The AMM system has resulted in making PHI's maintenance staff more productive and has certainly improved the utility's sense of awareness of the health of its transformer fleet. As previously mentioned, PHI is now working to apply these tools to assets other than transformers, such as load-tap changers, breakers and batteries.
Carl S. Kapes (firstname.lastname@example.org) is the senior supervising engineer over maintenance strategy and failure analysis teams within Pepco Holding's asset management department. Kapes helped develop the reliability-centered maintenance program at Pepco, and helped develop and run the equipment condition assessment program, which is used to make repair or replace decisions on T&D assets. Kapes holds a BSEE degree from Villanova University and a Juris Doctor degree from Widener University School of Law.
Finding the Data in AMM's Monitoring Screens
There are four levels of monitoring screens in the asset monitoring and management (AMM) system of Pepco Holdings Inc.
The top-level screen shows the four regional utilities that are part of PHI. Each of the four regions has three circular indicating lights. The first light on the left indicates whether a gassing caution or alarm warning exists within the region. If this light is green, there are no gassing alarms within the region. If this light is yellow, there is a gassing caution limit that has been exceeded within the region. If the light is red, there is a gassing alarm limit that has been exceeded within the region.
Gassing limits can be based on dissolved gassing rate of change or overall dissolved gassing levels on a per-gas basis. The middle light is for reporting monitor service issues only. If the light is green, there are no monitor service issues within the region. If the light is blue, there is a service issue within that region.
The third light, on the far right, indicates the age of the current data. If the light is green, data within the region is less than 12 hours old. If the light is yellow, data is between 12 and 24 hours old. If the light is red, data is older than 24 hours. PHI sets its monitors to gather data at least every 8 hours, if not more frequently.

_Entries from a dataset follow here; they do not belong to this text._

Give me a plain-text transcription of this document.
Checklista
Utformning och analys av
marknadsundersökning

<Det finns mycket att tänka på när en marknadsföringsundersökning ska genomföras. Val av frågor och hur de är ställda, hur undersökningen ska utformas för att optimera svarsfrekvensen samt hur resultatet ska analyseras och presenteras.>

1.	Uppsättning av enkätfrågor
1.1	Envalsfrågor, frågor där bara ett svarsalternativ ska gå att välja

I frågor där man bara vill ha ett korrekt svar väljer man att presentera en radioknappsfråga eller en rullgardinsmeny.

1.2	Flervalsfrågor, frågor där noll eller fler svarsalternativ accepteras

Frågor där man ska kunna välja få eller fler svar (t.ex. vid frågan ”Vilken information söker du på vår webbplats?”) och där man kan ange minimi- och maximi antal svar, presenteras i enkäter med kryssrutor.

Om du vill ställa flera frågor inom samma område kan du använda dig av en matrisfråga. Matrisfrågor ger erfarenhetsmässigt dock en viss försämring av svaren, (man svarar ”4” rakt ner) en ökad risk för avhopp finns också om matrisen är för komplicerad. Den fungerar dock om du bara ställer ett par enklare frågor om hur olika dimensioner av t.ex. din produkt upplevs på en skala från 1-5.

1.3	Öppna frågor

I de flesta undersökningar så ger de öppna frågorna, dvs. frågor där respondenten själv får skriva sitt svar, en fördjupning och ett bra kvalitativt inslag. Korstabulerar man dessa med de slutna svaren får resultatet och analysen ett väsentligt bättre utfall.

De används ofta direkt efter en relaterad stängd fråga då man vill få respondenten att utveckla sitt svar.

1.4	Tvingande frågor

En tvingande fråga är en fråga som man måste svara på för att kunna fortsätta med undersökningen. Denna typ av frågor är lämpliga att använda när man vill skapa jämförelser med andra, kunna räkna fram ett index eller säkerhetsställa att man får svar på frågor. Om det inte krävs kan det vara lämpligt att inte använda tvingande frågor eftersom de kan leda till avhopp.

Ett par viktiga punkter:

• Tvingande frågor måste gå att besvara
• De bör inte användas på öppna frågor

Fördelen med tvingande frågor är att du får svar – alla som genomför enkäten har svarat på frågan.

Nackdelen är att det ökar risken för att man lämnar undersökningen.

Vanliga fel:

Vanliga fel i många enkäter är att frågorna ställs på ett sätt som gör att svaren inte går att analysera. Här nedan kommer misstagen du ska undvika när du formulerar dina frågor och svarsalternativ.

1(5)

If data is older than 24 hours, it usually needs to be investigated as there may be a power or communications issue with the monitoring device.
After picking the region — in PHI's case, this would be New Castle, Bay, Atlantic or Central — the user can further drill down to the substation level to narrow down where an issue may be within the selected region.
The bottom-most level of the drill down provides specific monitored information. The screen level, shown above, indicates which parameter is in a caution or alarm state and also indicates what the limits are when the user rolls the mouse over the parameter. Information in the screen shown on the left also indicates if service is required.
Once a problem has been identified by the system, further analysis can be conducted by using special diagnostic software tools built into the software. Serveron's TM View Enterprise software application provides detailed monitoring status information for each individual transformer. The user can work through screens and see other information such as overall gassing trends , the Duval analytical tool, caution and alarm limits, rate-of-change limits, sampling frequencies and even monitor calibration data.